Beide sahen ihren Sonntag im wahrsten Sinne des Wortes ins Wasser fallen. „Wir könnten jetzt Fahrradfahren“, sagte er er. „Eis essen!“, antwortete sie. „Uns sonnen“, wieder er. „Wenn nur die Sonne schiene, wie sie sollte…“, stellte sie dann fest, nachdem sie sich zwei Mal mit einem genauen Blick auf den Kalender davon überzeugt hatte, dass es tatsächlich April war.

„Können wir nicht irgendetwas machen? Mir ist so langweilig…“, warf er in den Raum, nachdem sie eine Weile in die Röhre geschaut hatten. „Bei dem Wetter? Nein, viel zu kalt. Außerdem hab ich schon all meine Winterklamotten in den Schrank verbannt.“ „Na toll…“, brummte er. Sie warf ihm einen giftigen Blick zu. „Dann schlag doch was vor!“, warf sie ihm entgegen. „Wieso immer ich…“, wollte er anfangen, doch dann verließ ihn die Lust, sich zu streiten und er sagte einfach gar nichts.

Eine weitere tatenlose Stunde zog ins Land, in der sich keiner von beiden zu irgendetwas hatte aufraffen können. Er kratzte sich den Kopf und fing vor lauter Langeweile an, sich rhythmisch auf die Backen zu klopfen, sodass ein Geräusch entstand, das an einen in ein halbvolles Regenfass fallenden Tropfen erinnerte. „Hör auf!“, schrie sie und befreite sich aus seiner Umarmung, „du nervst!“ Beide waren jetzt kurz davor zu platzen, wie ein Glas, das man zu lange über eine Kerze gehalten hatte.

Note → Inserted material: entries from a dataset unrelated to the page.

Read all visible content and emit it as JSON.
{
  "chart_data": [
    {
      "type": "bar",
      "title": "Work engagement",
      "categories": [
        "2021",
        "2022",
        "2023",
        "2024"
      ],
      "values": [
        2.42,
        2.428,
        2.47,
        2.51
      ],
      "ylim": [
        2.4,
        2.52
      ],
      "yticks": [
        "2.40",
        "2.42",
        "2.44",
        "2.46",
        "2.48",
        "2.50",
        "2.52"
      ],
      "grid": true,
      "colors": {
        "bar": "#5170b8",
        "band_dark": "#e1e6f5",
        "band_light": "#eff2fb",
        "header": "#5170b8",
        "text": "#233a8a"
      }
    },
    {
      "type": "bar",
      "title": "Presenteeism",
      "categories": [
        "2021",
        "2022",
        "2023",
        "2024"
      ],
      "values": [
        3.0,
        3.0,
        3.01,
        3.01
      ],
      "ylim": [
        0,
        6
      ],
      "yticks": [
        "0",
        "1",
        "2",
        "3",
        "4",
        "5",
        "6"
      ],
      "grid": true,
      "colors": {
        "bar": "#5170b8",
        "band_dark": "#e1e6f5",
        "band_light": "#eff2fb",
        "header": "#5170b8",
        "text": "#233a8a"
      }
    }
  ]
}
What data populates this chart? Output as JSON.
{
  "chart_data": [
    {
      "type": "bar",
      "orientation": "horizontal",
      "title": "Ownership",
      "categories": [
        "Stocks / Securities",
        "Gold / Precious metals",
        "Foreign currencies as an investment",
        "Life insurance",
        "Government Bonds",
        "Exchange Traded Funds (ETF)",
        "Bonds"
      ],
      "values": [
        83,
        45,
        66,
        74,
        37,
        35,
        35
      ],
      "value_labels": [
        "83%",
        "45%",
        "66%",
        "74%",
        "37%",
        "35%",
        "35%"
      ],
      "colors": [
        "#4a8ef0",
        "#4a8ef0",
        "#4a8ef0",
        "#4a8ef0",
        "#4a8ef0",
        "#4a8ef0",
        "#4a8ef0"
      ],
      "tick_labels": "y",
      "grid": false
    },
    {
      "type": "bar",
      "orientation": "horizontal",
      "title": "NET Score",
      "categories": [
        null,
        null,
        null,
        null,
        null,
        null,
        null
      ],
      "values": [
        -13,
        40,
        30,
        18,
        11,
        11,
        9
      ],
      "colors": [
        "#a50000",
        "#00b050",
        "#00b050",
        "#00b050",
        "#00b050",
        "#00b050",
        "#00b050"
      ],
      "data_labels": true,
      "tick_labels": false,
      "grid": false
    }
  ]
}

Herausfordernd starrten sie sich in die Augen. „Weißt du, als Kind war es mir egal, was draußen für ein Wetter war. Meine Kumpels und ich sind immer raus. Warum sollten wir uns vom Wetter diktieren lassen, was wir machen? Man kann auch bei schlechtem Wetter raus!“, sagte er vorsichtig, jedes Wort sorgsam gewählt, jedem davon gespannt nachsehend. Sie drehte sich zur Seite und klopfte mit der Faust auf ihre Schneidezähne, was sie immer tat, wenn sie nachdachte, um sich einige Sekunden später wieder fragend an ihn zu wenden: „Und was schlägst du vor?“ „Na, wir machen einfach alles so, wie wir es an einem schönen Tag auch gemacht hätten.“ „Aber…“, entfuhr es ihr wie mechanisch. „Nichts aber, zieh dir warme Klamotten an und komm!“

Beide gingen hoch, um sich anzuziehen und trafen sich dann wieder unten im Flur. Etwas ratlos standen sie in ihren Winterklamotten da und bemerkten, dass es gar nicht so leicht war, die Dinge, die man an einem schönen Tag für ganz normal hielt, auch an einem schmuddeligen Tag wie heute zu tun. „Also?“, fragte sie erwartungsvoll. „Picknick?“, sagte er, mit den Achseln zuckend. „An einem Tag wie heute?“, fragte sie zynisch. „Ja, denk einfach nicht darüber nach.“ Er verschwand für einen Moment in der Küche, wo er ein paar Sachen in den Picknickkorb ihrer Mutter packte und stand ruckzuck wieder im Flur.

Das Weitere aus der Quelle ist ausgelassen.